Background The pathophysiology of aortic stenosis is incompletely understood and the relative contributions of valvular calcification and inflammation to disease progression are unknown. Methods Patients with aortic sclerosis and mild, moderate and severe stenosis were prospectively compared to age and sex-matched control subjects. Aortic valve severity was determined by echocardiography. Calcification and inflammation in the aortic valve were assessed by sodium 18-fluoride (18F-NaF) and 18-fluorodeoxyglucose (18F-FDG) uptake using positron emission tomography. Histological analysis was performed on the valves of five patients who subsequently underwent aortic valve replacement. Results 121 subjects (20 controls; 20 aortic sclerosis; 25 mild, 33 moderate and 23 severe aortic stenosis) were administered both 18F-NaF and 18F-FDG. Quantification of tracer uptake within the valve demonstrated excellent inter-observer repeatability with no fixed or proportional biases and limits of agreement of ±0.21 (18F-NaF) and ±0.13 (18F-FDG) for maximum tissue-to-background ratios.

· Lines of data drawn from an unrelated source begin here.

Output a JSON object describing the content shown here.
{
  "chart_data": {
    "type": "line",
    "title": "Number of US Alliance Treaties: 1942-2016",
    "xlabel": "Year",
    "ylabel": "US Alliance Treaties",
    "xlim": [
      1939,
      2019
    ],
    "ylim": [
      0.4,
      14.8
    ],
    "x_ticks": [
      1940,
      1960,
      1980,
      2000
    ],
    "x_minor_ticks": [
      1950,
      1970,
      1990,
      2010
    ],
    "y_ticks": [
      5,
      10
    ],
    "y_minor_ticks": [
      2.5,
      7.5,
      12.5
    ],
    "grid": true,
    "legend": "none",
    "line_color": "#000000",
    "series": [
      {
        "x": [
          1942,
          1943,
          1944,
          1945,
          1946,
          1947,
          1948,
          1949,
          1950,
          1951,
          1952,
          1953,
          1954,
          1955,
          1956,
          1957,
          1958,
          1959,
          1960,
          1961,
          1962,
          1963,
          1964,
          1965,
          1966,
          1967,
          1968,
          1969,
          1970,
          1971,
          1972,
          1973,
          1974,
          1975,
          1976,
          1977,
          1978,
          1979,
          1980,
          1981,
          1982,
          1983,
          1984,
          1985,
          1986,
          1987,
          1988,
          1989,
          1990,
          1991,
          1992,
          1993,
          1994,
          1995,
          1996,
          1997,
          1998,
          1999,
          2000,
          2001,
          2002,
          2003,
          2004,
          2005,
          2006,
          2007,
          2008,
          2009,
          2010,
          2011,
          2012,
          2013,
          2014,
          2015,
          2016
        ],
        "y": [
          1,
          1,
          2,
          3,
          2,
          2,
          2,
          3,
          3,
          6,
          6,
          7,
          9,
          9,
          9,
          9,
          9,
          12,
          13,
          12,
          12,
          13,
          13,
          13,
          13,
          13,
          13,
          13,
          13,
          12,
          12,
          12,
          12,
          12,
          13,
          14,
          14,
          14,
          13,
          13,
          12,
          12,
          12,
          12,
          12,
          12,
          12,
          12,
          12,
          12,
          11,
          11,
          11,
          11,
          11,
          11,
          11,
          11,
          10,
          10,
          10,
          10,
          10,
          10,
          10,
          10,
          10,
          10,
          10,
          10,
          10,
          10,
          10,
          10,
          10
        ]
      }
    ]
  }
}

Activity of both tracers was higher in patients with aortic stenosis than control subjects (18F-NaF: 2.87±0.82 vs 1.55±0.17; 18F-FDG: 1.58±0.21 vs 1.30±0.13; both p<0.001). 18F-NaF uptake displayed a progressive rise with valve severity (r2=0.540, p<0.001) and colocalised to osteocalcin staining on histology. Uptake was observed both in the presence and absence of underlying calcium on CT with the latter predominating. 18F-FDG displayed a more modest increase in activity with valve severity (r2=0.218; p<0.001) and mapped to areas of macrophage accumulation. Among patients with aortic stenosis, 91% had increased 18F-NaF (>1.97) and 35% increased 18F-FDG (>1.63) uptake. A weak correlation between the activities of these tracers was observed (r2=0.174, p<0.001) and while 18F-NaF activity was higher in the aortic valve than aortic atheroma (2.68±0.84 vs 2.07±0.30; p<0.001) the reverse was true for 18F-FDG (1.56±0.21 vs 1.80±0.25; p<0.001). Conclusions Positron emission tomography is a novel, feasible and repeatable approach to the evaluation of valvular calcification and inflammation in patients with aortic stenosis. Calcification appears to be the predominant process that is particular to the valve and disproportionate to the degree of inflammation, indicating it to be a more attractive target for therapeutic intervention.